240	   *  For loss measurement, the query messages MUST be sent on the same
241	      path as data traffic for links and end-to-end SR-MPLS paths to
242	      collect both transmit and receive traffic counters.

244	   If it is desired in SR-MPLS networks that the same path (same set of
245	   links and nodes) between the querier and responder be used in both
246	   directions of the measurement, it is achieved by using the Return
247	   Path TLV extension defined in this document.

249	   The performance measurement procedure for links can be used to
250	   compute extended Traffic Engineering (TE) metrics for delay and loss
251	   as described in this document.  The metrics are advertised in the
252	   network using the routing protocol extensions defined in [RFC7471],
253	   [RFC8570], and [RFC8571].

GV> This section could use some edits to make the text easier to digest when reading. What about the following:

"
In this document, the procedures defined in [RFC6374], [RFC7876], and [RFC9341] are utilized for delay and loss measurement in SR-MPLS networks. Specifically, the one-way, two-way, and round-trip delay measurements described in Section 2.4 of [RFC6374] are further elaborated for application within SR-MPLS networks. Similarly, the packet loss measurement procedures outlined in Section 2.2 of [RFC6374] are extended for use in SR-MPLS networks.

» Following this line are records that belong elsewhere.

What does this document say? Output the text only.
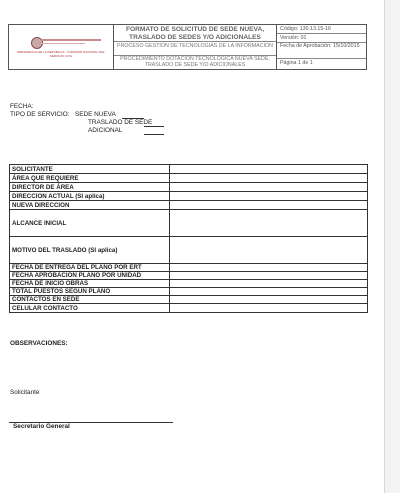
PRESIDENCIA DE LA REPÚBLICA - COMISIÓN NACIONAL DEL SERVICIO CIVIL
FORMATO DE SOLICITUD DE SEDE NUEVA, TRASLADO DE SEDES Y/O ADICIONALES
PROCESO GESTION DE TECNOLOGIAS DE LA INFORMACION
PROCEDIMIENTO DOTACION TECNOLOGICA NUEVA SEDE, TRASLADO DE SEDE Y/O ADICIONALES
Código: 130.13.15-16
Versión: 01
Fecha de Aprobación: 15/10/2015
Página 1 de 1
FECHA:
TIPO DE SERVICIO: SEDE NUEVA
TRASLADO DE SEDE
ADICIONAL
SOLICITANTE	
ÁREA QUE REQUIERE	
DIRECTOR DE ÁREA	
DIRECCION ACTUAL (SI aplica)	
NUEVA DIRECCION	
ALCANCE INICIAL	
MOTIVO DEL TRASLADO (SI aplica)	
FECHA DE ENTREGA DEL PLANO POR ERT	
FECHA APROBACION PLANO POR UNIDAD	
FECHA DE INICIO OBRAS	
TOTAL PUESTOS SEGÚN PLANO	
CONTACTOS EN SEDE	
CELULAR CONTACTO	
OBSERVACIONES:
Solicitante
Secretario General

Packet loss measurement using the Alternate-Marking Method defined in [RFC9341] may employ the Block Number for data correlation. This is achieved by utilizing the Block Number TLV extension defined in this document.

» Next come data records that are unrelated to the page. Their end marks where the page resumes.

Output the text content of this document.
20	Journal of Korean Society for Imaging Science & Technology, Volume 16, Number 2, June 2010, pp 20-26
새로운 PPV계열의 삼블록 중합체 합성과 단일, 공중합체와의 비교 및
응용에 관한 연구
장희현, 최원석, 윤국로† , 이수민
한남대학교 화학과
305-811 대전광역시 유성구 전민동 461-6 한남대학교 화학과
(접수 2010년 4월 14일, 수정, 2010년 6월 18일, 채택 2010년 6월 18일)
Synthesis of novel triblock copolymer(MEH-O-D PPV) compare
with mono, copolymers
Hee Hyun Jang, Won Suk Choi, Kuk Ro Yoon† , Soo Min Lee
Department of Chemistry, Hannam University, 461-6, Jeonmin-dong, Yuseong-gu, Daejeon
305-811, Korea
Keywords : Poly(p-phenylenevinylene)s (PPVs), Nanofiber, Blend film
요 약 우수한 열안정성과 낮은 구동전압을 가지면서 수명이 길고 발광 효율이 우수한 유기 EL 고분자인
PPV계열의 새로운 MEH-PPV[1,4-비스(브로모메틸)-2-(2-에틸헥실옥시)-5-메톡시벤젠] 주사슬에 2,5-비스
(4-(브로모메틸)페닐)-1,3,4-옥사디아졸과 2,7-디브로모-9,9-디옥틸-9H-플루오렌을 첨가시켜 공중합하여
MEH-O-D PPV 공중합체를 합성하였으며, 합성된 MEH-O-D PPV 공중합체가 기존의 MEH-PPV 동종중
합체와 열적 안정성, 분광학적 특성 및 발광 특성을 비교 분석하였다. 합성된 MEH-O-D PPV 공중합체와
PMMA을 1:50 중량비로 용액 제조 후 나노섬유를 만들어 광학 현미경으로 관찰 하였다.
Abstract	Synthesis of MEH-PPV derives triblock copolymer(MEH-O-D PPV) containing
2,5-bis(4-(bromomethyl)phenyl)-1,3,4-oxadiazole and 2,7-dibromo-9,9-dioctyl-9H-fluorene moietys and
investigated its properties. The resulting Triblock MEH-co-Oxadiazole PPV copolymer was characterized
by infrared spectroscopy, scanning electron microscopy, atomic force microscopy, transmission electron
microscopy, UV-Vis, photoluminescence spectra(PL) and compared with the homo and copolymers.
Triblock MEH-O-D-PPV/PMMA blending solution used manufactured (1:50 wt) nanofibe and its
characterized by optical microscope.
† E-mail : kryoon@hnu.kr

In SR-MPLS networks, the query and response messages defined in [RFC6374] are transmitted as follows:

* For delay measurement, the query messages MUST be sent along the same path as the data traffic for links and end-to-end SR-MPLS paths to collect both transmit and receive timestamps.

* For loss measurement, the query messages MUST be sent along the same path as the data traffic for links and end-to-end SR-MPLS paths to collect both transmit and receive traffic counters.

If it is desired in SR-MPLS networks that the same path (i.e., the same set of links and nodes) between the querier and responder be used in both directions of the measurement, this can be achieved by using the Return Path TLV extension defined in this document.

The performance measurement procedures for links can be used to compute extended Traffic Engineering (TE) metrics for delay and loss, as described herein. These metrics are advertised in the network using the routing protocol extensions defined in [RFC7471], [RFC8570], and [RFC8571].
"

261	   The query message as defined in [RFC6374] is sent over the links for
262	   both delay and loss measurement.  In each Label Stack Entry (LSE)
263	   [RFC3032] in the MPLS label stack, the TTL value MUST be set to 255.

GV> What is the motivation to set this to 255? would that in-case the routing is bad not potentially cause looping packets? would a TTL = 1 not be a protection mechanism against this attack potential vector? 

267	   An SR-MPLS Policy Candidate-Path may contain a number of Segment
268	   Lists (SLs) (i.e., stack of MPLS labels) [RFC9256].  For delay and/or
269	   loss measurement for an end-to-end SR-MPLS Policy, the query messages
270	   MUST be transmitted for every SL of the SR-MPLS Policy Candidate-
271	   Path. 

GV> From a clarification perspective: If a single sr-policy as 3 Segment lists, then it MUST transmit 3 individual queries. How is tracking done to correlate which response aligns with which query? or how all queries are responded towards?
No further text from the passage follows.